On Thursday Footsie had managed to hold above 3,400 for just a few minutes.
Christmas Eve is often a token session, but the traders who put in an appearance found themselves unexpectedly busy dealing with an early rush of orders. Seaq put volume at almost 250 million shares.
Activity was not confined to the leaders. The supporting FT-SE 250 index was also in record-breaking form, up 10.4 points to 3,773.2. This was in sharp contrast to Christmas Eve in 1992, when the market opening was branded a waste of time and the FT-SE indices were much more subdued, prompting calls for a Christmas Eve shutdown.
CE Heath, the insurance broker, was the centre of attraction on Friday, jumping 23p to 413p on persistent speculation that Inchcape, the international trader, was about to pounce. The shares gained 36p in two days.
There is a deep suspicion that Inchcape, up 1p at 562p, is keen to increase its insurance role and that Heath may not be averse to linking with a bigger group. Vodafone, up 10.5p to 592.5p, was helped higher by talk of record Christmas sales. Retailers also scored from growing signs of a buying spree.
But drink shares, still smarting from the James Capel caution, failed to capture the Christmas spirit. Boddington Group, the pubs operator, held at 285p as Mercury Asset Management said it had lifted its stake by 2.2 million shares to 12.03 per cent.
The generators remained in outstanding form, with National Power surging 8p to 505p and PowerGen 5p to 567p.

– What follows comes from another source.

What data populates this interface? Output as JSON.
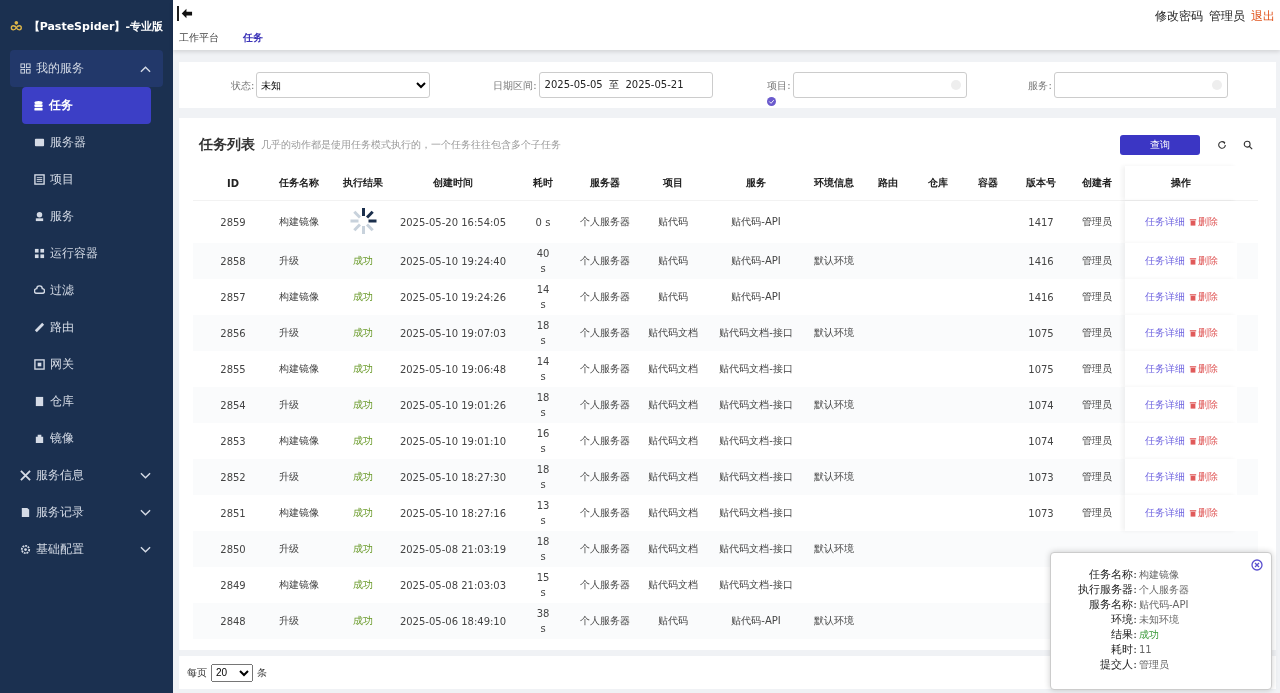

Signet, the old Ratners, was unchanged at 23.5p as what appears to be a cat-and-mouse game continued between Goldman Sachs, the US investment house, and the South African entrepreneurs Julian Treger and Brian Myerson.
The South Africans have been busy building a preference stake as Goldman has seemed content to lighten its investment. The US house let it be known that it had sold another 84,000 shares, trimming its involvement to 25.51 per cent.

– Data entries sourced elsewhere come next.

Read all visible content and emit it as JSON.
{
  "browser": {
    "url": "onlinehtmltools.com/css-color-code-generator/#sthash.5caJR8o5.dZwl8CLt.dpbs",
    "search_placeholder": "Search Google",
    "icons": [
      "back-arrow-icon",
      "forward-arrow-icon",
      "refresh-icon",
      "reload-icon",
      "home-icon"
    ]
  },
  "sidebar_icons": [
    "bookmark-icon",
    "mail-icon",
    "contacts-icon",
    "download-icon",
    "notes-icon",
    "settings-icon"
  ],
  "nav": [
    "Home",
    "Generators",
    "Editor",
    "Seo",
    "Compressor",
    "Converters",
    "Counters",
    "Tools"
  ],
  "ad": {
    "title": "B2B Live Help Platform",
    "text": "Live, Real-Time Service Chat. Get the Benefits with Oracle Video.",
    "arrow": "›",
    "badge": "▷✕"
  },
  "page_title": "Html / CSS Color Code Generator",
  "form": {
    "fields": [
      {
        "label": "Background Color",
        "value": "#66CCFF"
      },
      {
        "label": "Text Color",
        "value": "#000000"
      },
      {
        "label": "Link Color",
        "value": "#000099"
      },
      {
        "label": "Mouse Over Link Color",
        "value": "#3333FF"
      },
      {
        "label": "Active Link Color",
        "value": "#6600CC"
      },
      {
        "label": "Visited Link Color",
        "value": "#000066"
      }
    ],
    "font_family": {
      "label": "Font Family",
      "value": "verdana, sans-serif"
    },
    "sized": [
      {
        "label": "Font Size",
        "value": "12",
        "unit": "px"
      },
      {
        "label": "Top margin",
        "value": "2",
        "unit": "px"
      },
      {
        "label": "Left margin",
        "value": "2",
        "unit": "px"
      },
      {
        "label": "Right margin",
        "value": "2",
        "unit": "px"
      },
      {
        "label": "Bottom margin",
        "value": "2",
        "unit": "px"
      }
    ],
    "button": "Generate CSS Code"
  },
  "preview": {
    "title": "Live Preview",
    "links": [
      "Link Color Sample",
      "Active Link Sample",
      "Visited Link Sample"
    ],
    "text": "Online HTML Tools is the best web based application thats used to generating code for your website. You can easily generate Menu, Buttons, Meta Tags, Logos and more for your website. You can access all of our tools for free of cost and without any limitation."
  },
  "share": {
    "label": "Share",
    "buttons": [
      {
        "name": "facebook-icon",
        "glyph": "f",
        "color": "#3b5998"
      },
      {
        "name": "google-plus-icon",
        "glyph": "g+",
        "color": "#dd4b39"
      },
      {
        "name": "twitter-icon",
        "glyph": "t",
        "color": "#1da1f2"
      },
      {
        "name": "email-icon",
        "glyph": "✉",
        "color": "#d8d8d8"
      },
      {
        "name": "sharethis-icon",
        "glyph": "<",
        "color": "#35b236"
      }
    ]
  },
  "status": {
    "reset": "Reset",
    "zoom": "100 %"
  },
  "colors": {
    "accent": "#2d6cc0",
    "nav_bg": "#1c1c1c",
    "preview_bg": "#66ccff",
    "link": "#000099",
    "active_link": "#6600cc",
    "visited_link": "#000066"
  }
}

Second-line food retailers were strong. Takeover hopes lifted Wm Morrison Supermarkets 6p to 107p. Asda is the favourite to pounce.
Shoprite, a discounter, gained 4p to 190p as Smith New Court said buy, forecasting profits of pounds 9m this year and pounds 13m next. The group's chain of stores is expected to nearly double to 120 in the current year.
Coal Investments held at 29p.
Some of the shares unloaded on Thursday ended up with Stancroft Trust, the vehicle of Nicholas Berry, the financier. Stancroft now has 29.9 per cent.
Malcolm Edwards, the former commercial director of British Coal, is behind Coal Investments, which was created from the remains of Geevor, the once-famous Cornish tin miner. Mr Edwards intends to develop the group as a rounded coal operation, embracing mining and distribution in this country and possibly overseas.